The former Netherlands international went not to Major League Soccer, or elsewhere in Italy, or to the Dutch Eredivisie where he had grown up. He went to South America, noting that Brazilian football was gaining kudos.

He has been a great success, even into his 38th year, with Botafogo, helping them to the Campeonato Carioca and registering an impressive 18 goals in his 66 matches.

That is not a bad tally for an ageing, deep-lying midfielder. But Seedorf was never an easily categorised footballer.

In the course of a career through which he carried a rare confidence of his adaptability to any league, any culture, he ticked all the boxes for the “complete” modern midfielder: athleticism and stamina, a good shot from a range, and an often brilliant eye for the telling through ball from the same territory.

He could cross and deliver a fine dead ball. He could tackle and mark, too.

When he emerged as a teenaged dynamo in the gifted, young Ajax Amsterdam side who won the Champions League in 1995, he also caught the eye for his maturity in a generally youthful side, one where the talents of the De Boer brothers, Frank and Ronald, Edgar Davids and Patrick Kluivert were also developing.

He moved to Italy, with Sampdoria, and within a year to Real Madrid. “Some of the decisions I made were courageous decisions,” he said of those years.

“It wasn’t easy to go away at 19 years old, nor to Inter when I did. Maybe I could have stayed with Madrid like Roberto Carlos and others. Maybe I would have won more with them.”

He did win a second Champions League trophy – he won four in all, with three clubs – with the Spanish giants, but also picked up a reputation as somewhat bumptious, prone to question a coach’s orders, albeit out of genuine curiosity rather than as an aggressive challenge to authority.

The tendency made some national coaches of the Netherlands cautious of him.

His longevity as a top-level player and his consistent excellence were probably worth well over 100 caps. He won 87.

But the independent, self-possessed streak meant Seedorf would be valued as a dressing-room figurehead in the stable environment of AC Milan in the first seven or eight years of the new millennium.

Between Madrid and AC Milan, he had joined Inter Milan. “Inter to Milan is not always an easy decision,” he would later reflect.

“But I’ve never been a follower or gone with the masses. With hard work, I made it work.”

The coach he worked under for longest at Milan, Carlo Ancelotti, offered an endorsement last night.

“Clarence has the knowledge and ability to achieve anything in football,” said Ancelotti, now at Real Madrid.

“Anybody who worries he is not experienced enough should remember nor were Arrigo Sacchi and Fabio Capello when they started at Milan.”

Those two legendary coaches were also Berlusconi’s choices, in the late 1980s and early 1990s.

It is the supremacy their Milan sides achieved that Seedorf must aspire to, as he sets out to rebuild a club sitting in the bottom half of the Serie A table.

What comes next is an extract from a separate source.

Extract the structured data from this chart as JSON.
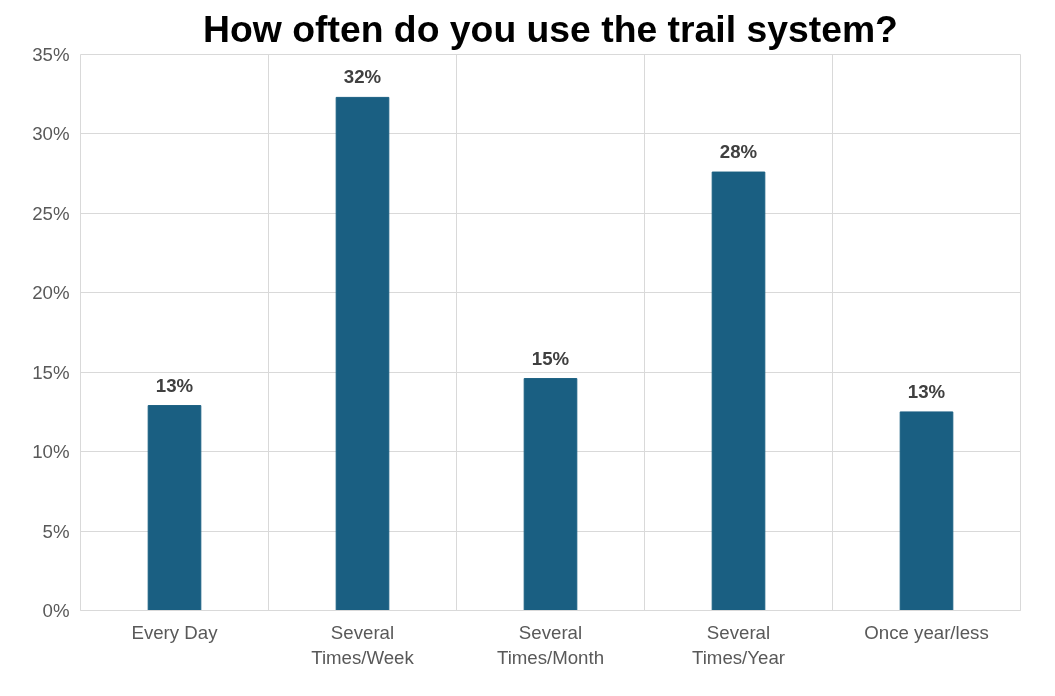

Massimiliano Allegri was the first AC Milan coach to lose his job midseason since Fatih Terim in late 2001. Since Terim, only three men have held the post. Two of them, Carlo Ancelotti – who was succeeded for one season by Leonardo – and Allegri won the league. Ancelotti won two European Cups.

In the same period, neighbours Inter have had 11 different coaches – Hector Cuper, Corrado Verdelli, Alberto Zaccheroni, Roberto Mancini, Jose Mourinho, Rafa Benitez, Leonardo, Gian Piero Gasperini, Claudio Ranieri, Andrea Stramaccioni and Walter Mazzarri. Only Mancini and Mourinho won the scudetto. Mourinho won one European Cup.